Ayat Al Quran lainnya yang
menegaskan keutamaan ajaran Nabi Muhammad adalah :
"Apa yang diberikan Rasul kepadamu
maka terimalah dia, dan apa yang dilarangnya bagimu maka tinggalkanlah; dan
bertaqwalah kepada Allah. Sesungguhnya Allah sangat keras hukuman-Nya."
(Al-Hasyr ayat 7).
Nah karena kita
semua umat muslim maka ikutilah petunjuk Nabi kita sendiri yaitu Nabi
Muhammad Saw.
Jangan kita malah
mencampur adukkan ajaran islam dengan perilaku adat istiadat setempat yang
malah akan menjurus kearah Bid’ah.
Hakekat Bid’ah?
Bid’ah itu ada dua: menyangkut Keduniaan
dan menyangkut Agama. Bid’ah
(penciptaan) yang mengenai keduniaan itu boleh, selama tidak bertentangan
dengan Islam. Misalnya mengadakan pembangunan, menciptakan teknologi baru dsb.
Hukum Bid’ah
Adapun bid’ah yang menyangkut
agama itu haram, tidak dibolehkan. Karena, agama itu harus berdasarkan wahyu
dari Allah SWT. Manusia tidak berhak membuat syari’at (peraturan agama). Itu
hanya hak Allah SWT. Maka membuat bid’ah dalam agama itu melanggar hak Allah
SWT. Hingga Nabi Muhammad SAW menegaskan:
Rasulullah SAW bersabda: Artinya: “Barangsiapa mengada-adakan pada
perkara kami ini, sesuatu yang bukan darinya, maka itu adalah tertolak”.(HR Bukhari dan Muslim). Dan pada
riwayat lain: Artinya: “Barangsiapa melakukan amalan, bukan atas perintah
kami, maka amalan itu tertolak”.(HR
Muslim).
"Kamu semua harus berpegang teguh pada sunnahku
(setelah Al-Quran) dan sunnah khulafa' rasyidin yang mendapat petunjuk Allah
sesudahku. Berpeganglah dengan sunnah itu dan gigitlah dengan gerahammu sekuat-kuatnya,
serta jauhilah perkara yang diada-adakan (dalam agama), karena setiap perkara
yang diada-adakan itu adalah bid'ah, dan setiap bid'ah itu sesat." (HR Abu
Dawud dan Tirmidzi)
Contoh macam-macam bid’ah
-
Bid’ah berupa
ibadah yang tidak pernah ada asalnya dalam Islam, yaitu membuat-buat atau
mengada-adakan amalan ibadah yang tidak ada dasarnya pada syara’. Seperti
mengada-adakan shalat bikinan yang memang tidak disyariatkan, atau puasa
bikinan yang memang tidak ada tuntunannya, atau hari raya (A’yad) yang
memang tidak disyariatkan. Misalnya, mengadakan perayaan maulid dan yang
semacamnya.
-
Bid’ah berupa
menambahkan sesuatu atas ibadah yang sudah ada asalnya dalam syari’at Islam.

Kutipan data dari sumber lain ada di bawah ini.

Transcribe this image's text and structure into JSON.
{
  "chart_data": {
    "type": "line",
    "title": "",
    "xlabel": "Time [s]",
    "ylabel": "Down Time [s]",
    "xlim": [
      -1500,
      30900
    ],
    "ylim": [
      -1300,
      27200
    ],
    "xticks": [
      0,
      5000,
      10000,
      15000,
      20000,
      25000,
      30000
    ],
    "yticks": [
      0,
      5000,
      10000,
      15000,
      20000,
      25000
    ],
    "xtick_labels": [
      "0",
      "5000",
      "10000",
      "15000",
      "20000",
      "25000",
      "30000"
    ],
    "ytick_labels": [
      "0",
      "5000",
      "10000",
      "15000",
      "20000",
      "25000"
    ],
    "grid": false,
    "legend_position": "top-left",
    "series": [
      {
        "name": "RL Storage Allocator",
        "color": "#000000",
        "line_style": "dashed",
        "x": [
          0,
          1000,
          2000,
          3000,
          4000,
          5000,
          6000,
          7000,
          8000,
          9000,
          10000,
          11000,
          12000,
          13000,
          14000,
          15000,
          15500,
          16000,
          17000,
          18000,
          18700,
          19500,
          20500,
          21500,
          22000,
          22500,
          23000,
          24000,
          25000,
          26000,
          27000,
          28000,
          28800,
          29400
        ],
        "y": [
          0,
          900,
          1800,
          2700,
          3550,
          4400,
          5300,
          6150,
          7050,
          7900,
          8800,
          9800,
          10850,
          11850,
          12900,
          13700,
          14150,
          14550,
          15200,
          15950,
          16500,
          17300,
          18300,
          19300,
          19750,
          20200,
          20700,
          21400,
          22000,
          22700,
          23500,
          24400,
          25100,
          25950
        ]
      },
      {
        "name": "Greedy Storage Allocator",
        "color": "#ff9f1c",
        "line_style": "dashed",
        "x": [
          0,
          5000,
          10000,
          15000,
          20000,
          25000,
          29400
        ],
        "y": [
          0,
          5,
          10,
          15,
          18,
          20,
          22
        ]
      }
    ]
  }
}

Misalnya, menambah raka’at jadi lima pada shalat Dhuhur atau pada shalat Ashar.
-
Bid’ah berupa
mengerjakan ibadah yang telah disyari’atkan tetapi dengan cara yang tidak ada
dasarnya dari syari’at Islam. Misalnya melakukan dzikir-dzikir yang
disyariatkan tetapi dengan dibikin cara: bersama-sama dan disertai rebana, dan
dibikin cara: dengan suara yang keras.
-
Bid’ah berupa
mengkhususkan waktu-waktu tertentu untuk mengerjakan ibadah yang disyari’atkan,
padahal tidak ada pengkhususan dari syari’at Islam. Misalnya mengkhususkan hari
dan malam nishfu Sya’ban dengan puasa dan shalat malam. Padahal shiyam dan
qiyam disyariatkan tetapi mengkhususkan pada waktu-waktu tertentu,
diperlukan dalil
Bid’ah hakikiyah dan
idhafiyah
Imam Syatibi membagi bid’ah
menjadi dua, ditinjau dari segi adanya dalil yang dijadikan sandaran dalam
beramal atau tidak adanya dalil. Pertama, bid’ah hakikiyah, dan kedua bid’ah
idhafiyyah.
Bid’ah hakikiyah adalah
suatu bid’ah yang sama sekali tidak didasarkan pada suatu pengertian dalil dari
Al Qur’an dan As Sunnah, bahkan lebih bersifat melawan atau menyelisihi
ketentuan dalil yang ada. Contohnya :
1
Mengerjakan
hal-hal yang menyiksa diri, tanpa ada dalil yang memerintahkannya.
Diriwayatkan
dari Abdullah bin Abas, ia berkata: Ketika Nabi Muhammad SAW sedang berkhutbah,
tiba-tiba ada seseorang berdiri, maka Rasulullah bertanya tentang dia, lalu
mereka (para pendengar khutbah) menjawab: “Abu Israil, dia telah bernadhar
untuk tetap berdiri, tidak duduk ,dan tidak berteduh; tidak berbicara, dan
berpuasa.” Maka Rasulullah bersabda: “Kamu sekalian perintahkan kepadanya,
hendaklah dia berbicara, berteduh dan duduk, dan supaya menyempurnakan
puasanya”.
2
Adanya
pemotongan kepala kerbau yang kemudian ditanam pada lubang galian tanah,
sebagai tumbal.
3
Melakukan pecah
telur bagi penganten yang sedang dipertemukan, karena adanya kepercayaan
tertentu, sebagaimana yang dilakukan di tengah-tengah masyarakat.
4
Melakukan
terobosan di bawah keranda (mayat) bagi ahli waris, sewaktu mayat sudah siap
akan diberangkatkan ke pemakaman.
5
Mengadakan
peringatan kematian, misalnya tiga hari, empat puluh hari, seratus hari, haul/
temu tahun, seribu hari dan seterusnya, yang itu semua tidak ada dalilnya,
bahkan bertentangan dengan dalil, dan menirukan adat orang musyrik.
6
Minta do’a pada
isi kubur. Ini bertentangan dengan dalil yang tidak pernah membolehkan mayat
dijadikan sarana untuk berdo’a.
Bid’ah Idhafiyyah adalah
suatu bid’ah yang pada hakekatnya didasarkan pada dalil Al Qur’an atau As
Sunnah, tetapi cara melakukan amalan yang diamalkan dengan dalil yang dimaksud,
tidak didapatkan di dalam ajaran Islam. Contohnya adalah :
1
Sebagai
pernyataan taubat atas segala dosa, disebutlah kalimat “La ilaha illa Allah”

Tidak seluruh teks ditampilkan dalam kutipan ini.